SARAN & KOMEN DITUNGGU JUGA ,MAKLUM PEMULA 😁
MOHON BIMBINGAN PARA SENIOR YANG MAMPIR.... 😉**
⏭️⏭️⏭️⏭️⏭️⏭️⏭️⏭️⏭️⏭️⏭️⏭️⏭️⏭️⏭️
GO,,,LANJUT...
Asyera mulai menjalankan rencananya setelah mengantar Orchid ke Mako Lantamal .
Asyera segera menembus waktu menuju Ronda, Spanyol . Exxa bersama Arrasy (si bungsu) dan ayahnya berkendara dari Madrid menuju kota Ronda.
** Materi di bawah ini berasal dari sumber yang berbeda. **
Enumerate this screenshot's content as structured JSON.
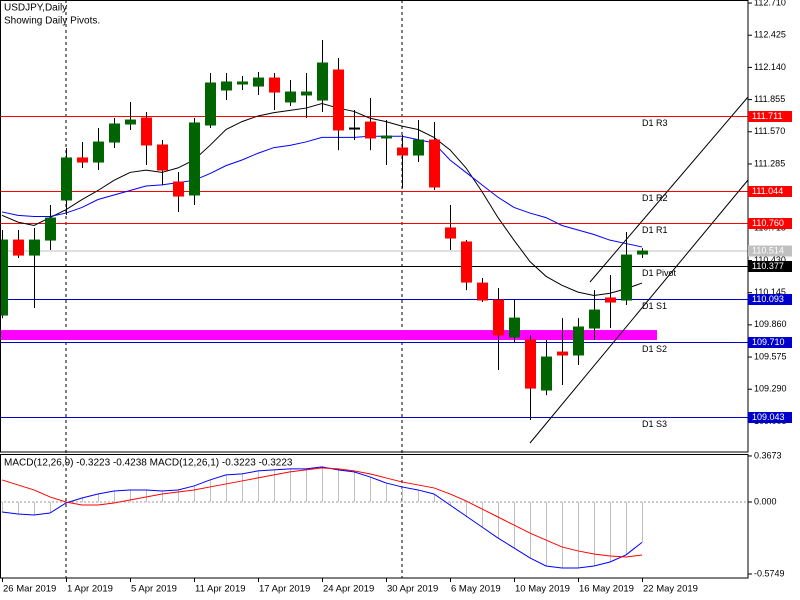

Mereka akan menghadiri undangan saudara tertua dari kakek Logandhi.
Dan yang pasti masing masing keluarga putra ke empat di daratan Eropa mengirim satu guardians sebagai perwakilan.
Pernikahan keturunan putra pertama dengan keturunan putra ke empat , hal yang umum terjadi karena pertemuan pertemuan antar keluarga dan seringnya menjalankan misi bersama terkadang menimbulkan rasa diantara mereka.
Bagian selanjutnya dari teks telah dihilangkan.